Fort Worth has been “missing out on our piece of a $9 billion industry,” he said, referring to touring acts that often skip Cowtown while on tour. “Music is a cultural driver as much as it is an economic driver. Why would Facebook move to Fort Worth if their employees didn’t have an opportunity to experience culture? This is a necessity that Fort Worth has long missed out on.”

Having grown up in Fort Worth before exploring careers in journalism and the music industry in several cities in North and South America, Suder knows that great music venues are nothing new here, but spaces like Caravan of Dreams, the Blue Bird Nite Club, J&J’s Blues Bar, and The Axis are now distant memories. 

Suder said the team behind Tulips FTW is not made up of “music execs. We are community builders. There is nothing that connects people like music. There is a song for every story in our life. Music binds us together.”

Harber, the CEO of Spune Productions, a booking/promotions/event company, will be buying and booking the performers. 

“Our aim is to host many of the types of shows currently being produced in rooms like the Kessler Theater and Trees in Dallas,” Harber said. “That’s a broad spectrum, but for a growing city that currently does not have a mid-sized room, the opportunity is there. It will take convincing for touring artists to initially opt for Fort Worth over Dallas, but, in time, we hope to be a part of shifting the industry’s perception toward viewing Fort Worth as its own independent market.”

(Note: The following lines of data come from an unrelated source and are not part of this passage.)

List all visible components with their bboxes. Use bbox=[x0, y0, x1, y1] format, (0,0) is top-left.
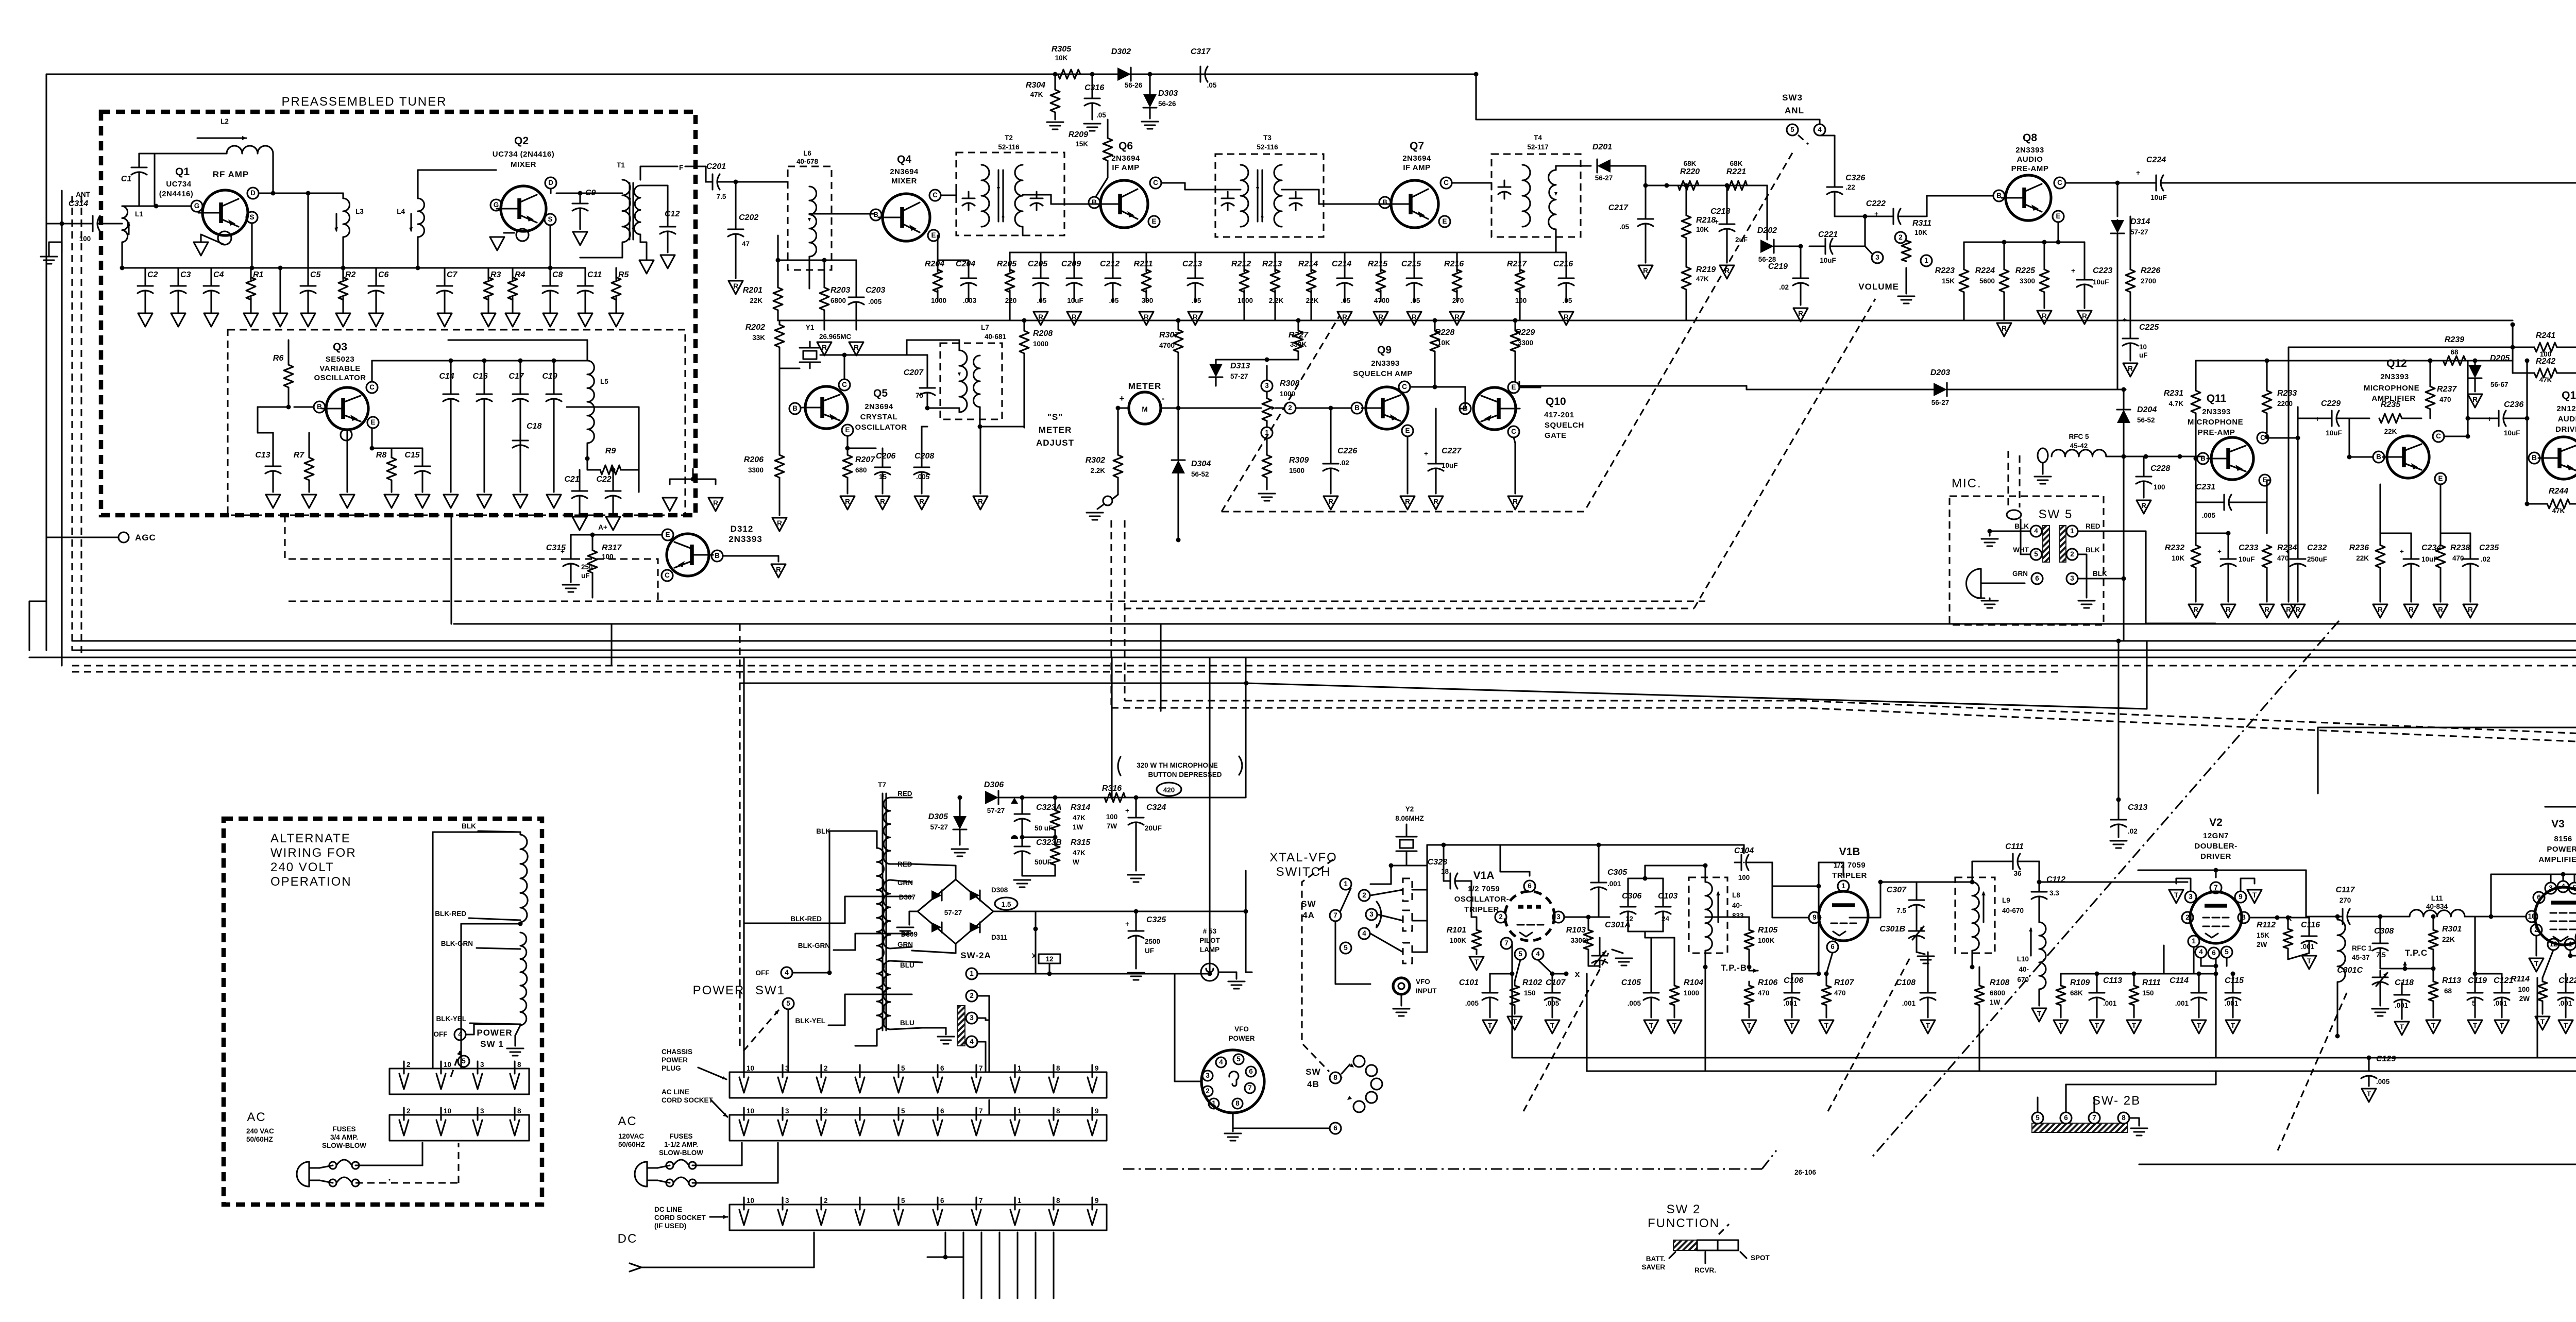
wire bbox=[1296, 407, 1351, 409]
ground bbox=[2189, 604, 2203, 618]
wire bbox=[1519, 252, 1520, 272]
svg-text:26-106: 26-106 bbox=[1794, 1168, 1817, 1176]
svg-text:R: R bbox=[845, 498, 850, 505]
svg-text:OSCILLATOR: OSCILLATOR bbox=[314, 374, 366, 382]
svg-text:R218: R218 bbox=[1696, 216, 1716, 225]
capacitor C231 bbox=[2196, 459, 2270, 533]
svg-text:SW-2A: SW-2A bbox=[960, 951, 991, 960]
resistor R2 bbox=[338, 270, 356, 300]
wire bbox=[912, 944, 956, 953]
svg-text:2: 2 bbox=[1499, 913, 1503, 921]
svg-text:C: C bbox=[842, 381, 847, 388]
wire bbox=[2117, 320, 2124, 389]
resistor R111 bbox=[2129, 972, 2161, 1018]
capacitor C17 bbox=[509, 359, 528, 493]
wire bbox=[433, 832, 520, 1069]
svg-text:100: 100 bbox=[2518, 986, 2530, 993]
ground bbox=[2131, 1128, 2147, 1135]
svg-text:7: 7 bbox=[979, 1064, 983, 1072]
resistor R101 bbox=[1447, 917, 1481, 954]
resistor R112 bbox=[2257, 916, 2293, 960]
svg-text:B: B bbox=[317, 403, 322, 411]
transistor Q12 bbox=[2373, 431, 2446, 484]
svg-text:R: R bbox=[2128, 365, 2133, 372]
svg-text:T4: T4 bbox=[1534, 134, 1542, 142]
wire bbox=[45, 74, 47, 650]
svg-text:R201: R201 bbox=[743, 286, 762, 295]
wire bbox=[454, 624, 2576, 650]
ground bbox=[1559, 312, 1573, 325]
svg-text:1500: 1500 bbox=[1289, 467, 1304, 474]
wire bbox=[1233, 1113, 1288, 1128]
microphone box bbox=[1950, 496, 2104, 625]
svg-text:1-1/2 AMP.: 1-1/2 AMP. bbox=[664, 1141, 698, 1148]
svg-text:SW- 2B: SW- 2B bbox=[2092, 1094, 2141, 1108]
wire bbox=[809, 213, 873, 214]
alternate wiring box bbox=[224, 819, 542, 1205]
svg-text:6: 6 bbox=[940, 1064, 944, 1072]
wire bbox=[1514, 437, 1515, 494]
wire bbox=[1209, 657, 1210, 974]
svg-text:C108: C108 bbox=[1896, 978, 1916, 987]
svg-text:.02: .02 bbox=[2481, 555, 2490, 563]
svg-text:C236: C236 bbox=[2504, 400, 2523, 409]
label BLU2 bbox=[890, 1019, 922, 1029]
svg-text:1000: 1000 bbox=[1684, 989, 1699, 997]
wire bbox=[71, 196, 73, 650]
wire bbox=[1519, 382, 1540, 387]
resistor R9 bbox=[587, 447, 639, 492]
svg-text:R: R bbox=[733, 282, 738, 290]
svg-text:CORD SOCKET: CORD SOCKET bbox=[662, 1096, 714, 1104]
svg-text:7: 7 bbox=[1333, 911, 1337, 919]
svg-text:8: 8 bbox=[1235, 1099, 1240, 1107]
capacitor C212 bbox=[1100, 260, 1121, 304]
wire bbox=[927, 1232, 963, 1260]
wire bbox=[1500, 843, 1744, 848]
svg-text:T: T bbox=[2252, 891, 2257, 899]
svg-text:10K: 10K bbox=[2172, 554, 2184, 562]
resistor R314 bbox=[1022, 795, 1090, 840]
label V1A bbox=[1454, 870, 1510, 914]
VFO power socket bbox=[1201, 1025, 1264, 1113]
wire bbox=[1745, 386, 1747, 389]
wire bbox=[139, 267, 585, 268]
resistor R106 bbox=[1744, 978, 1777, 1018]
svg-text:C101: C101 bbox=[1459, 978, 1479, 987]
svg-text:R: R bbox=[1072, 313, 1077, 321]
svg-text:BLK: BLK bbox=[2086, 546, 2100, 554]
resistor R214 bbox=[1298, 260, 1319, 304]
svg-text:C103: C103 bbox=[1658, 892, 1677, 901]
wire bbox=[1194, 252, 1196, 272]
switch SW4A bbox=[1301, 878, 1381, 954]
svg-text:10K: 10K bbox=[1055, 54, 1068, 62]
svg-text:CHASSIS: CHASSIS bbox=[662, 1048, 692, 1056]
svg-text:4: 4 bbox=[1818, 126, 1822, 133]
svg-text:C209: C209 bbox=[1061, 260, 1081, 268]
svg-text:R: R bbox=[1798, 310, 1803, 317]
svg-text:R: R bbox=[880, 498, 885, 505]
ground bbox=[477, 495, 492, 508]
svg-text:6: 6 bbox=[2064, 1114, 2068, 1122]
wire bbox=[1185, 190, 1386, 204]
ground bbox=[897, 911, 918, 935]
svg-text:10: 10 bbox=[444, 1061, 451, 1069]
label TPC bbox=[2380, 948, 2428, 971]
svg-text:22K: 22K bbox=[1306, 297, 1319, 304]
wire bbox=[592, 523, 662, 535]
svg-text:E: E bbox=[1405, 427, 1410, 434]
switch SW2 FUNCTION bbox=[1641, 1202, 1770, 1274]
resistor R233 bbox=[2262, 359, 2297, 439]
resistor R116 bbox=[2318, 698, 2576, 793]
svg-text:3/4 AMP.: 3/4 AMP. bbox=[330, 1133, 358, 1141]
svg-text:3: 3 bbox=[2549, 884, 2553, 892]
svg-text:Q1: Q1 bbox=[175, 166, 190, 178]
svg-text:R102: R102 bbox=[1522, 978, 1542, 987]
wire bbox=[2134, 974, 2216, 1058]
svg-text:SW 1: SW 1 bbox=[480, 1039, 504, 1049]
capacitor C121 bbox=[2473, 972, 2514, 1018]
label 420 bbox=[1157, 783, 1181, 796]
svg-text:"S": "S" bbox=[1047, 412, 1063, 422]
svg-text:R224: R224 bbox=[1975, 266, 1995, 275]
svg-text:50/60HZ: 50/60HZ bbox=[246, 1135, 273, 1143]
svg-text:C2: C2 bbox=[147, 270, 158, 279]
ground bbox=[563, 585, 579, 592]
svg-text:B: B bbox=[715, 552, 720, 560]
ground bbox=[840, 496, 855, 510]
svg-text:57-27: 57-27 bbox=[944, 909, 962, 917]
svg-text:3: 3 bbox=[970, 1014, 974, 1022]
resistor R236 bbox=[2349, 484, 2385, 602]
wire bbox=[1556, 166, 1591, 252]
label DC bbox=[618, 1232, 638, 1246]
svg-text:C229: C229 bbox=[2321, 399, 2341, 408]
ground bbox=[1324, 496, 1338, 510]
svg-text:R101: R101 bbox=[1447, 926, 1466, 935]
wire bbox=[2466, 323, 2515, 361]
svg-text:40-670: 40-670 bbox=[2002, 907, 2024, 914]
svg-text:50UF: 50UF bbox=[1035, 858, 1052, 866]
capacitor C236 bbox=[2466, 400, 2530, 437]
svg-text:47K: 47K bbox=[1073, 849, 1086, 857]
wire bbox=[2066, 1071, 2216, 1097]
svg-text:T: T bbox=[2400, 1023, 2404, 1031]
svg-text:R111: R111 bbox=[2142, 978, 2161, 987]
ground bbox=[973, 427, 988, 510]
svg-text:+: + bbox=[1424, 450, 1428, 457]
svg-text:C223: C223 bbox=[2093, 266, 2112, 275]
capacitor C307 bbox=[1887, 882, 1924, 924]
wire bbox=[1565, 252, 1567, 272]
svg-text:4700: 4700 bbox=[1374, 297, 1389, 304]
capacitor C21 bbox=[564, 470, 587, 514]
wire bbox=[1586, 915, 1610, 920]
svg-text:C: C bbox=[1444, 179, 1449, 187]
wire bbox=[1136, 657, 1246, 798]
ground bbox=[2281, 604, 2296, 618]
DC arrow bbox=[630, 1232, 814, 1272]
svg-text:D204: D204 bbox=[2137, 405, 2157, 414]
svg-text:Q12: Q12 bbox=[2386, 358, 2407, 369]
wire bbox=[463, 1067, 464, 1069]
svg-text:C113: C113 bbox=[2103, 976, 2122, 985]
switch SW4B bbox=[1306, 1056, 1382, 1112]
ground bbox=[1407, 312, 1421, 325]
wire bbox=[1310, 252, 1312, 272]
svg-text:R: R bbox=[822, 344, 827, 351]
svg-text:1: 1 bbox=[970, 970, 974, 977]
crystal Y2 bbox=[1395, 805, 1424, 866]
svg-text:VARIABLE: VARIABLE bbox=[319, 364, 361, 373]
wire bbox=[1112, 252, 1113, 272]
wire bbox=[1035, 1232, 1036, 1298]
svg-text:BLK: BLK bbox=[816, 827, 831, 835]
svg-text:670: 670 bbox=[2017, 976, 2029, 984]
svg-text:Y1: Y1 bbox=[806, 324, 815, 331]
svg-text:BUTTON DEPRESSED: BUTTON DEPRESSED bbox=[1148, 771, 1222, 778]
wire bbox=[1646, 184, 1767, 186]
inductor L5 bbox=[562, 361, 608, 459]
ground bbox=[1259, 494, 1275, 501]
diode D303 bbox=[1143, 72, 1178, 119]
svg-text:3: 3 bbox=[2189, 893, 2193, 901]
svg-text:7: 7 bbox=[979, 1197, 983, 1205]
svg-text:R: R bbox=[2002, 325, 2007, 332]
ground bbox=[1508, 496, 1522, 510]
wire bbox=[1124, 607, 1694, 609]
svg-text:68K: 68K bbox=[1730, 160, 1743, 167]
resistor R229 bbox=[1511, 318, 1535, 382]
ground bbox=[1337, 312, 1352, 325]
ground bbox=[204, 298, 218, 327]
label DC line cord socket bbox=[654, 1206, 727, 1230]
capacitor C221 bbox=[1809, 230, 1865, 264]
svg-text:OFF: OFF bbox=[434, 1030, 448, 1038]
svg-text:E: E bbox=[1151, 217, 1156, 225]
svg-text:D: D bbox=[250, 189, 256, 197]
svg-text:R109: R109 bbox=[2070, 978, 2090, 987]
diode D202 bbox=[1757, 185, 1801, 263]
resistor R202 bbox=[745, 320, 784, 355]
svg-text:8.06MHZ: 8.06MHZ bbox=[1395, 815, 1424, 822]
svg-text:T: T bbox=[2059, 1022, 2063, 1029]
svg-text:45-42: 45-42 bbox=[2070, 442, 2088, 450]
wire bbox=[450, 515, 452, 624]
svg-text:Q6: Q6 bbox=[1118, 140, 1133, 152]
label MIC bbox=[1952, 477, 1982, 490]
svg-text:T: T bbox=[2037, 1010, 2042, 1018]
svg-text:1000: 1000 bbox=[931, 297, 946, 304]
svg-text:R108: R108 bbox=[1990, 978, 2009, 987]
svg-text:10uF: 10uF bbox=[1820, 257, 1836, 264]
svg-text:8156: 8156 bbox=[2554, 835, 2572, 843]
ground bbox=[1917, 952, 1934, 963]
svg-text:B: B bbox=[1463, 404, 1468, 412]
wire bbox=[289, 600, 1705, 602]
label chassis power plug bbox=[662, 1048, 726, 1079]
ground bbox=[1188, 312, 1202, 325]
diode D314 bbox=[2111, 217, 2150, 320]
svg-text:C325: C325 bbox=[1146, 916, 1166, 924]
svg-text:T: T bbox=[1926, 1022, 1930, 1029]
wire bbox=[1246, 971, 1252, 973]
svg-text:-: - bbox=[1162, 394, 1165, 403]
svg-text:7.5: 7.5 bbox=[2376, 951, 2386, 959]
capacitor C232 bbox=[2285, 438, 2327, 602]
label RED bbox=[890, 790, 912, 798]
svg-text:5: 5 bbox=[901, 1197, 905, 1205]
capacitor C106 bbox=[1784, 974, 1803, 1018]
transformer T7 bbox=[877, 781, 890, 1030]
svg-text:POWER: POWER bbox=[1228, 1035, 1255, 1042]
label S METER ADJUST bbox=[1036, 412, 1074, 448]
svg-text:L6: L6 bbox=[803, 149, 811, 157]
resistor R220 bbox=[1665, 160, 1700, 190]
svg-text:L8: L8 bbox=[1732, 891, 1740, 899]
ground bbox=[1819, 1020, 1834, 1033]
svg-text:470: 470 bbox=[2439, 396, 2451, 403]
wire bbox=[1341, 1077, 1342, 1078]
resistor R242 bbox=[2513, 325, 2576, 384]
ground bbox=[1667, 1020, 1682, 1033]
svg-text:R314: R314 bbox=[1071, 803, 1090, 812]
svg-text:10uF: 10uF bbox=[2150, 194, 2167, 201]
capacitor C113 bbox=[2061, 972, 2122, 1018]
svg-text:3: 3 bbox=[1556, 913, 1561, 921]
svg-text:D305: D305 bbox=[928, 812, 948, 821]
svg-text:R: R bbox=[1378, 313, 1383, 321]
svg-text:R: R bbox=[2378, 606, 2383, 614]
svg-text:R239: R239 bbox=[2445, 335, 2464, 344]
svg-text:C: C bbox=[1402, 383, 1407, 391]
svg-text:10uF: 10uF bbox=[2093, 278, 2109, 286]
wire bbox=[61, 224, 62, 666]
wire bbox=[988, 1100, 990, 1115]
svg-text:R: R bbox=[2082, 312, 2087, 320]
svg-text:2: 2 bbox=[2185, 913, 2190, 921]
svg-text:3.3: 3.3 bbox=[2049, 889, 2059, 897]
svg-text:T: T bbox=[2174, 891, 2179, 899]
capacitor C115 bbox=[2225, 972, 2244, 1018]
capacitor C328 bbox=[1428, 845, 1471, 917]
svg-text:OPERATION: OPERATION bbox=[270, 875, 352, 889]
capacitor C315 bbox=[546, 533, 595, 583]
wire bbox=[2402, 417, 2421, 419]
transistor Q8 bbox=[1993, 175, 2065, 222]
svg-text:C317: C317 bbox=[1191, 47, 1211, 56]
wire bbox=[657, 1143, 742, 1168]
ground bbox=[2433, 604, 2448, 618]
capacitor C213 bbox=[1182, 260, 1203, 304]
wire bbox=[938, 235, 969, 272]
inductor L8 bbox=[1689, 877, 1744, 953]
wire bbox=[591, 582, 593, 598]
wire bbox=[2057, 222, 2059, 242]
svg-text:R1: R1 bbox=[253, 270, 264, 279]
svg-text:10uF: 10uF bbox=[1442, 462, 1458, 469]
svg-text:1W: 1W bbox=[1990, 998, 2001, 1006]
label Q8 bbox=[2011, 132, 2049, 173]
crystal sockets bbox=[1403, 878, 1412, 963]
capacitor C313 bbox=[2111, 798, 2147, 838]
svg-text:T: T bbox=[2534, 960, 2539, 968]
resistor R304 bbox=[1026, 72, 1060, 120]
svg-text:8: 8 bbox=[1056, 1064, 1060, 1072]
inductor L6 bbox=[788, 149, 832, 270]
svg-text:VFO: VFO bbox=[1416, 978, 1430, 986]
svg-text:.05: .05 bbox=[1207, 81, 1217, 89]
svg-text:.005: .005 bbox=[1628, 999, 1641, 1007]
ground bbox=[340, 464, 354, 508]
label microphone note bbox=[1118, 756, 1242, 778]
svg-text:T2: T2 bbox=[1005, 134, 1013, 142]
svg-text:3: 3 bbox=[1875, 253, 1879, 261]
svg-text:C19: C19 bbox=[542, 372, 557, 381]
svg-text:UF: UF bbox=[1145, 947, 1154, 955]
svg-text:7W: 7W bbox=[1107, 822, 1117, 830]
capacitor C207 bbox=[904, 368, 935, 411]
svg-text:C8: C8 bbox=[552, 270, 563, 279]
svg-text:C206: C206 bbox=[876, 452, 895, 461]
resistor R234 bbox=[2262, 544, 2297, 602]
inductor L3 bbox=[334, 198, 364, 237]
svg-text:R: R bbox=[1454, 313, 1460, 321]
wire bbox=[585, 456, 590, 470]
capacitor C19 bbox=[542, 359, 562, 493]
label 15 oval bbox=[995, 897, 1018, 910]
svg-text:R233: R233 bbox=[2277, 389, 2297, 398]
svg-text:RCVR.: RCVR. bbox=[1694, 1266, 1716, 1274]
svg-text:8: 8 bbox=[2242, 913, 2246, 921]
svg-text:2: 2 bbox=[2534, 926, 2538, 934]
wire bbox=[640, 164, 706, 180]
svg-text:E: E bbox=[845, 426, 850, 434]
diode D313 bbox=[1209, 360, 1267, 386]
svg-text:T: T bbox=[2540, 1018, 2545, 1026]
svg-text:+: + bbox=[2071, 267, 2075, 275]
svg-text:.02: .02 bbox=[1779, 283, 1789, 291]
wire bbox=[2349, 360, 2468, 361]
wire bbox=[1053, 1232, 1054, 1298]
wire bbox=[487, 268, 489, 279]
resistor R4 bbox=[508, 270, 526, 300]
wire bbox=[2078, 554, 2087, 598]
svg-text:.001: .001 bbox=[2494, 999, 2507, 1007]
capacitor C301A trimmer bbox=[1588, 921, 1631, 968]
wire bbox=[2116, 639, 2121, 800]
svg-text:C6: C6 bbox=[378, 270, 389, 279]
switch SW3 bbox=[1782, 93, 1825, 135]
svg-text:T: T bbox=[2564, 1022, 2568, 1029]
svg-text:470: 470 bbox=[2452, 554, 2464, 562]
svg-text:6800: 6800 bbox=[1990, 989, 2005, 997]
diode D204 bbox=[2117, 387, 2157, 457]
ground bbox=[1898, 296, 1914, 303]
wire bbox=[29, 601, 46, 650]
wire bbox=[2038, 1097, 2139, 1126]
label Q12 bbox=[2364, 358, 2419, 403]
wire bbox=[416, 170, 497, 270]
capacitor C204 bbox=[956, 260, 977, 304]
wire bbox=[993, 911, 1038, 931]
label BLK-RED bbox=[790, 896, 912, 923]
svg-text:R5: R5 bbox=[618, 270, 630, 279]
capacitor C305 bbox=[1591, 845, 1628, 917]
ground bbox=[2291, 604, 2305, 618]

Suder said there’s a need for local independent music venues that can coordinate efforts with other North Texas venues to draw big music acts that aren’t necessarily looking to play at Jerry World or the like. Fort Worth has been missing from that equation, outside of country music, he said. 

After chatting with Suder, it seems clear that community will be a big part of Tulips FTW’s business model. Beyond having one or two “marquee” ticketed events per week, Tulips FTW will be open to all types of programming, from singer-songwriter residencies to guest classical musicians or non-musical community events. 

The venue will also act as a tribute to Suder’s grandfather, Scott “Scotty” Sherman, who died in 2013 at the age of 79. The champion boxer, businessman, and devoted family man taught his grandson to “work hard, speak truthfully, do good, and fear no man,” Suder said. The patriarch of the Sherman family was fond of tulips. 

“This is my homage to the entrepreneur who has given me every opportunity,” Suder said. Tulips FTW will be a “home for the people of Fort Worth.”